While Nixon was caught with his hand in the cookie jar, it seems like politics used to be more corrupt in general, in that era and before.
It’s difficult to meaningfully bribe the general populace. Vouching to lower taxes is about the best you can do. If you just need to convince the party head that you’re the person to choose, then all sorts of backroom shenanigans are easy to arrange, and so they did and so we had lots of corrupt leaders. Moving back to party-head selection process would likely mean a return to general corruption.
Superdelegates are probably also prone to fall into the bucket of corruptible entities, in the long run, even if they aren’t yet.
The Venetians had an elaborate system of electing the Doge that used several steps of randomness to try and ensure that no one affiliated with anyone was making the decision, and you couldn’t predict who those people were, so you couldn’t bribe them. And that system ended up becoming corrupted because, in essence, while selecting random people as the electors, they were always random people from the nobility - and the nobility had become a corrupt class, in general, so they tended to pick people who would continue to make that more easy.
It seems that Clinton did, effectively, buy the election within the party. More than them pulling some clever moves to hurt Bernie, her ability to finance the party made it impossible for other candidates to step up to run against her, despite Hillary having been an unpopular candidate that most anyone could have won against if they’d been able to. The party decided that it was more useful to have the money to use on Congress than to have a strong candidate.
That had nothing to do with Superdelegates. Clinton won more because no one else ran against her than because the Superdelegates backed her. There should have been more names in the race than just Clinton and some Socialist crank. But even were that not the case, Superdelegates would eventual become a target for bribery and corruption.
Democracy, on the other hand, while hard to corrupt - unless you’re narrowing it down to sub-sections of the populace, which you can do given enough time - doesn’t really prevent corruption either. And, more importantly, it promotes Demagogues. Which isn’t to say that a Demagogue is bad. Julius Caesar was, at the end of the day, a clever guy who knew how to get shit done.
But consistently finding a good Demagogue is hard, and even the best of us will go downhill at some point (read about the last years of Madison’s life, for example). Many a great leader has screwed over his legacy in old age, unable to recognize that he’s no longer the man he was. Nepotism, in particular, is a factor that seems to be very hard for even the wisest people to avoid. While doing everything else smart and canny, they’ll then go and put in their idiot son as their successor.

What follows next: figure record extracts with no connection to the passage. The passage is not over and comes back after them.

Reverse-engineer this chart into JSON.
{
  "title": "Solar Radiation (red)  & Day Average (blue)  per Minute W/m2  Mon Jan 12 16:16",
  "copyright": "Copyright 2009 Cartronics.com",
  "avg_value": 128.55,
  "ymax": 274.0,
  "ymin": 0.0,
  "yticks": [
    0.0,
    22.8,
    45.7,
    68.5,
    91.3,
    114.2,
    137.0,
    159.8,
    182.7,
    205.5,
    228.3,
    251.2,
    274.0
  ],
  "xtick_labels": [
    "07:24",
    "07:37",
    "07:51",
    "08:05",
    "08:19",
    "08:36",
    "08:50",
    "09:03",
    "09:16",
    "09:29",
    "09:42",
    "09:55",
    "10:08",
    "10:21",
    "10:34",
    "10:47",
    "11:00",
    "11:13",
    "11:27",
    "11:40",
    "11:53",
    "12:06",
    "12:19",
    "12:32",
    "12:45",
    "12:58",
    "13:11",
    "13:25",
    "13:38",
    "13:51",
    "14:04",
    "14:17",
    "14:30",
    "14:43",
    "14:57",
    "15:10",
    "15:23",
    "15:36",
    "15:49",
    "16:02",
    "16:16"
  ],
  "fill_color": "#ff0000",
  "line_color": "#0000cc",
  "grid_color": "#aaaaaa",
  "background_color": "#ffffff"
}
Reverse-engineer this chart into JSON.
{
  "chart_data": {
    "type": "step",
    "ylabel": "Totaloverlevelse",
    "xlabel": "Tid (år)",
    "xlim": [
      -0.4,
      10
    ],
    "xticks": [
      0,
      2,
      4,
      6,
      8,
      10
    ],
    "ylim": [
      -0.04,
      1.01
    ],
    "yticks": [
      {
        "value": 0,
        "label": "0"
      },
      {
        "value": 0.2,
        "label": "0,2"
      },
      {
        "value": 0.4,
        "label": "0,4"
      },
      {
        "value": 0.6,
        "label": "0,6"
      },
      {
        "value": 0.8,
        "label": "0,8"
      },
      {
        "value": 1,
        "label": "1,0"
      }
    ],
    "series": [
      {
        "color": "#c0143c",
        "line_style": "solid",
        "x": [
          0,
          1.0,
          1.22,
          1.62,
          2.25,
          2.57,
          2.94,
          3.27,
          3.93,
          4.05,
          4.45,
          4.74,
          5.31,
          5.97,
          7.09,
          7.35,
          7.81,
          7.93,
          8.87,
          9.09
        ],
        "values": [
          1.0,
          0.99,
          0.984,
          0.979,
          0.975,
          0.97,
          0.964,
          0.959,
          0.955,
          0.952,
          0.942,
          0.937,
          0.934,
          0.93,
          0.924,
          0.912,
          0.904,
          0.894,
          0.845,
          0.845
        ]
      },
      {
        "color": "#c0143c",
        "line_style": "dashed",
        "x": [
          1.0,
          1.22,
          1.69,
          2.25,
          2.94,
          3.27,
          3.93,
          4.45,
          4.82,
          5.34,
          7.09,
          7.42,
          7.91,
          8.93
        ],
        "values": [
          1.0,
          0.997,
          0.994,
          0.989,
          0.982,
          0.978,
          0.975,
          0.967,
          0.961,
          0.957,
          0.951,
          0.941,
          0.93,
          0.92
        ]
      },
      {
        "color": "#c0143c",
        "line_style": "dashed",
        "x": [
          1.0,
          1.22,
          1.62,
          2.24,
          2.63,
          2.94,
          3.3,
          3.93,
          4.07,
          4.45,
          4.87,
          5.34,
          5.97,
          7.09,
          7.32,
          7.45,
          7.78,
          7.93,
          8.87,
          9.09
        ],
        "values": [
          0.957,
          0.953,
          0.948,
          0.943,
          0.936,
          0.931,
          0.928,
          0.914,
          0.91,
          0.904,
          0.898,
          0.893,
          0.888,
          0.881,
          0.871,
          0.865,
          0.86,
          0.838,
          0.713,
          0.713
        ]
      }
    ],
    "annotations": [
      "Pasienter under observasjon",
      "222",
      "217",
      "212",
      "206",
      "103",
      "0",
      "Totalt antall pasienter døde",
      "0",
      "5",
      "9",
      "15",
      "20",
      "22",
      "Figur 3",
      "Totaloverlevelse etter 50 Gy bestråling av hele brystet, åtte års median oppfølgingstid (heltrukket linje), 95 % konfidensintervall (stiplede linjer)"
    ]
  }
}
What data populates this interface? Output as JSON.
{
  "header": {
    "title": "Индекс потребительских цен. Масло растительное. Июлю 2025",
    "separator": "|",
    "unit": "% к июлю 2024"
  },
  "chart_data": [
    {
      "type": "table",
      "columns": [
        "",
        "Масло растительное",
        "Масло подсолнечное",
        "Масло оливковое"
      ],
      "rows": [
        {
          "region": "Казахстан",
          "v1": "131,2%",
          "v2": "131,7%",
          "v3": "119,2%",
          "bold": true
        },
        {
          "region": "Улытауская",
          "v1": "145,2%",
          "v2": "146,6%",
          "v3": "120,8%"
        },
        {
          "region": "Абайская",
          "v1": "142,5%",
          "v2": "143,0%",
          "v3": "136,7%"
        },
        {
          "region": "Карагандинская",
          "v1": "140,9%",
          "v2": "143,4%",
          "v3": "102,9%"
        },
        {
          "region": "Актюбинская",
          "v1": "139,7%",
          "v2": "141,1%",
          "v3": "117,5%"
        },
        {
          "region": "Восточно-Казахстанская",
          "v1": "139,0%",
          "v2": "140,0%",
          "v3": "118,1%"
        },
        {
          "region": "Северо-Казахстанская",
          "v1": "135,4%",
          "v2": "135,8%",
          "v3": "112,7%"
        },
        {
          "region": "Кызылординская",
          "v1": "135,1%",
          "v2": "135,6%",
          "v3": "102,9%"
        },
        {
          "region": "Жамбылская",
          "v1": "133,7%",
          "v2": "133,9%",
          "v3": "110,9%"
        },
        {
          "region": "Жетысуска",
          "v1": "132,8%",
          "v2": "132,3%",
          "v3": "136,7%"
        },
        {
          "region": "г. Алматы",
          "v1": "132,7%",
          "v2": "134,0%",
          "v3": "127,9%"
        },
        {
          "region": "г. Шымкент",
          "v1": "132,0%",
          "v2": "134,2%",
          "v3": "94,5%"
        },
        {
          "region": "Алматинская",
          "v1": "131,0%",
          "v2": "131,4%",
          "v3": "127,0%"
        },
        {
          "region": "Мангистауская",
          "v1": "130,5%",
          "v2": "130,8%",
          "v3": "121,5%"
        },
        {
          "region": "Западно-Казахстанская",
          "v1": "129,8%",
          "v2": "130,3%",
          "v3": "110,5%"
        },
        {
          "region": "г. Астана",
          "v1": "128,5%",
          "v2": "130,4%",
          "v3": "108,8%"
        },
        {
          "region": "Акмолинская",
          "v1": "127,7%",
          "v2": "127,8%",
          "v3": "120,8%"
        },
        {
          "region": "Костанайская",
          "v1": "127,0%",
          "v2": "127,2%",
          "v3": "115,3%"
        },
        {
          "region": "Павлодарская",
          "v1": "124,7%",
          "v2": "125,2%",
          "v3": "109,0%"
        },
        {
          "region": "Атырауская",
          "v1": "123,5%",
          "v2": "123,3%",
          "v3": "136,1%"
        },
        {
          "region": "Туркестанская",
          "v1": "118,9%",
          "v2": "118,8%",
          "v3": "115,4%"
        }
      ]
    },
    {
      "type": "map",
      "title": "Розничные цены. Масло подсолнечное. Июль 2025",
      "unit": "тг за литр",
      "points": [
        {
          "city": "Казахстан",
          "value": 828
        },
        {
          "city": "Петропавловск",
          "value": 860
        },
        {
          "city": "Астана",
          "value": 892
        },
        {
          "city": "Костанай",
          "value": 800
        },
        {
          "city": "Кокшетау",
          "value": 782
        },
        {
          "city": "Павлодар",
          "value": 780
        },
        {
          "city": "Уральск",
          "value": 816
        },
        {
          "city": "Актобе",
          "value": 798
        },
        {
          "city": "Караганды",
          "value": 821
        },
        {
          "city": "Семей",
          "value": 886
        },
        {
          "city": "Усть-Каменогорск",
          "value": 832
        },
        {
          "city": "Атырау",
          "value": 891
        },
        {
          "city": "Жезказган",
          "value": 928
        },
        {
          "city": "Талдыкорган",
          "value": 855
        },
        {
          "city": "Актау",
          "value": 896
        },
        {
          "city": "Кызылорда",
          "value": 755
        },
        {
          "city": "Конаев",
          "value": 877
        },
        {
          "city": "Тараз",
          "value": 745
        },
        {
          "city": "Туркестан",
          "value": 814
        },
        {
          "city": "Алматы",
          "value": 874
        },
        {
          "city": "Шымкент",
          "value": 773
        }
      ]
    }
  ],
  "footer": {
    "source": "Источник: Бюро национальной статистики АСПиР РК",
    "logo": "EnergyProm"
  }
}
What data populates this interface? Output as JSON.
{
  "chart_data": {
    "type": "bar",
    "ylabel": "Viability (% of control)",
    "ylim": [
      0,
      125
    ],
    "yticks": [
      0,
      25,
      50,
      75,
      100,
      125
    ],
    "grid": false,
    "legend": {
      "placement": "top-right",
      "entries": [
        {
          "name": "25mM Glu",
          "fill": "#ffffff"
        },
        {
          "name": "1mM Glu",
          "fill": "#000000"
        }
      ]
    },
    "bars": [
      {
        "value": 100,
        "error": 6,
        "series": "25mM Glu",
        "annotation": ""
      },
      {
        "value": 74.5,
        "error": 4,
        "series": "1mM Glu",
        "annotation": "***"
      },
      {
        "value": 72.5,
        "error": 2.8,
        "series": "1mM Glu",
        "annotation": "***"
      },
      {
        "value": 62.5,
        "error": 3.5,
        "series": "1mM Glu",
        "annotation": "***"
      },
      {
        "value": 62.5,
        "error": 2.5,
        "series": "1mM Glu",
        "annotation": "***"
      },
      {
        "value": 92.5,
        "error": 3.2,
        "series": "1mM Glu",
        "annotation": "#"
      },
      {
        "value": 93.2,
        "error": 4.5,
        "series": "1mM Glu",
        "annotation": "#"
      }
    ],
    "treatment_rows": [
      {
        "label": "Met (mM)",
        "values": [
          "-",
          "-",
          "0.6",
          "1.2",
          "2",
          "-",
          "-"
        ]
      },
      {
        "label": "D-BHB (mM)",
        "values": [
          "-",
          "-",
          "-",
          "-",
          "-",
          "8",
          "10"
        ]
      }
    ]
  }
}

Caesar was great, and the people loved him enough to force the country to abandon Republicanism, when he was assassinated by Senators, trying to protect the country. And that choice sent Rome into a downward spin that never corrected. It was all downhill from the moment they abandoned the Republic, despite each Emperor having full power to do everything necessary. And that’s counter-intuitive to your average person. Endless bickering, compromising, and taking half-measures by a Congress of people can’t possibly be more effective than a powerful, capable leader with full ability to make any decision necessary for the state.
But no, reasoned debate by a Congress of educated people is more successful - particularly in the long run - than rule by a great leader.
A single voice to try and give some shape to the debate is good. Rule by only a Congress would be hellish. But it needs to be a balance, and most people don’t respect that.
What’s needed isn’t democratic election, superdelegates, or historic processes. Something new needs to be developed that is able to find decent people and vet them.
I suggest a solution that treats it like a job. Not a campaign, but an interview process. And I mean that on the side of the electors. They should be finding candidates and taking them apart.
Don’t just select the electors randomly, make sure that they represent all of the people of the country, but also are reasonable-minded sorts within that class. But beyond that, they should be random and unaffiliated with the party heads in any way, direct or indirect.
If we still have a democratic general election, then ask them to promote a few names so that you can have an in-party election of those candidates, to make sure that the candidate can win a popularity contest - something unlikely to come out in an interview.